Why the FA leadership would feel that it wasn’t wise for Africa to hold the tournament this year where there are by far less confirmed cases of Covid-19 and hospitalisation compared to what we have seen in Europe throughout the pandemic is startling.
Shortly after the drama that characterised the match between Tunisia and Mali went viral, one of the Sky Sports channels asked its audience on Twitter if it had seen something like that before in the history of football. Africans were quick to remind the giant television sports brand that there have indeed been such awful mistakes before.
Appearing on CNN, Ugandan sports journalist Usher Komugisha, using two examples, reminded the world that it wasn’t the first time that a referee has erred on the pitch. A similar mistake was witnessed in April last year during the match between Granada FC and Sevilla FC.

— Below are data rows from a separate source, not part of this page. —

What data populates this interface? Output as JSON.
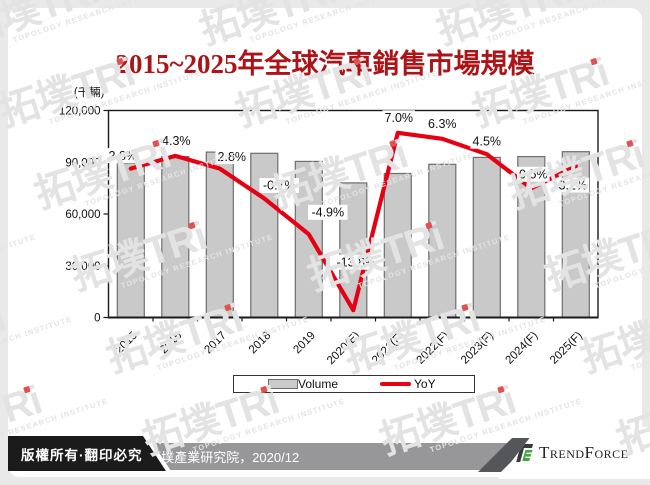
{
  "title": "2015~2025年全球汽車銷售市場規模",
  "watermark": {
    "brand": "拓墣TRi",
    "subtitle": "TOPOLOGY RESEARCH INSTITUTE"
  },
  "chart_data": {
    "type": "bar+line",
    "title": "2015~2025年全球汽車銷售市場規模",
    "y_axis_unit": "(千輛)",
    "categories": [
      "2015",
      "2016",
      "2017",
      "2018",
      "2019",
      "2020(E)",
      "2021(F)",
      "2022(F)",
      "2023(F)",
      "2024(F)",
      "2025(F)"
    ],
    "series": [
      {
        "name": "Volume",
        "type": "bar",
        "axis": "left",
        "values": [
          89500,
          93300,
          95900,
          95200,
          90500,
          78000,
          83500,
          88800,
          92800,
          93300,
          96100
        ]
      },
      {
        "name": "YoY",
        "type": "line",
        "axis": "right",
        "values": [
          2.8,
          4.3,
          2.8,
          -0.7,
          -4.9,
          -13.8,
          7.0,
          6.3,
          4.5,
          0.5,
          3.1
        ],
        "labels": [
          "2.8%",
          "4.3%",
          "2.8%",
          "-0.7%",
          "-4.9%",
          "-13.8%",
          "7.0%",
          "6.3%",
          "4.5%",
          "0.5%",
          "3.1%"
        ]
      }
    ],
    "ylim": [
      0,
      120000
    ],
    "y_ticks": [
      {
        "value": 0,
        "label": "0"
      },
      {
        "value": 30000,
        "label": "30,000"
      },
      {
        "value": 60000,
        "label": "60,000"
      },
      {
        "value": 90000,
        "label": "90,000"
      },
      {
        "value": 120000,
        "label": "120,000"
      }
    ],
    "y2lim": [
      -14.66,
      9.62
    ],
    "grid": false,
    "legend_position": "bottom"
  },
  "footer": {
    "copyright": "版權所有·翻印必究",
    "source": "Source：拓墣產業研究院，2020/12",
    "brand": "TrendForce"
  },
  "colors": {
    "bar_fill": "#c9c9c9",
    "bar_border": "#6e6e6e",
    "line_red": "#e60012",
    "title_red": "#ac1418",
    "footer_bar_gray": "#97979a",
    "footer_black": "#1b1b1b",
    "logo_green": "#45a941",
    "logo_dark": "#3a3a3c",
    "watermark_gray": "#e3e3e3",
    "watermark_dot_red": "#e05252"
  }
}
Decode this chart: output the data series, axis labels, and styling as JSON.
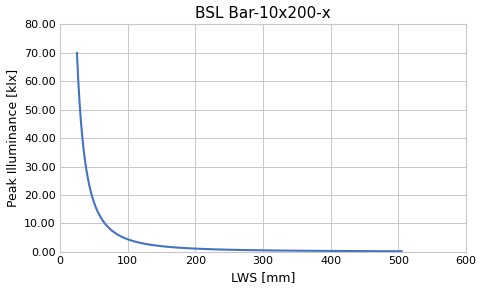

Additionally, one Graham Poll, an English former football referee, once issued three yellow cards to the same player during the 2006 FIFA World Cup. According to the written laws of football, a player can only receive a maximum of two yellow cards in one match, which amounts to dismissal. You can imagine how bizarre Graham’s mistake was.
It’s not enough to understand the willful ignorance of the Western mainstream media on this matter as a mere forgetfulness. It’s important to unpack the foundation of such forgetfulness.
Bigoted ignorance of Africa’s potential is a manifestation of the legacy of colonialism and what Nigerian novelist Chimamanda Adichie calls the danger of a single story.
You don’t have to believe that the engagement between the West and Africa is defined by the legacy of colonialism and that that engagement is shaped by a mainstream media that disrespects Africans to find that a highly racist picture.
When all the crap about moral, universally accepted social order is put to one side, Western civilisation is all about entrenching racial superiority; the fundamentally racist notion that Whites are more human than Blacks.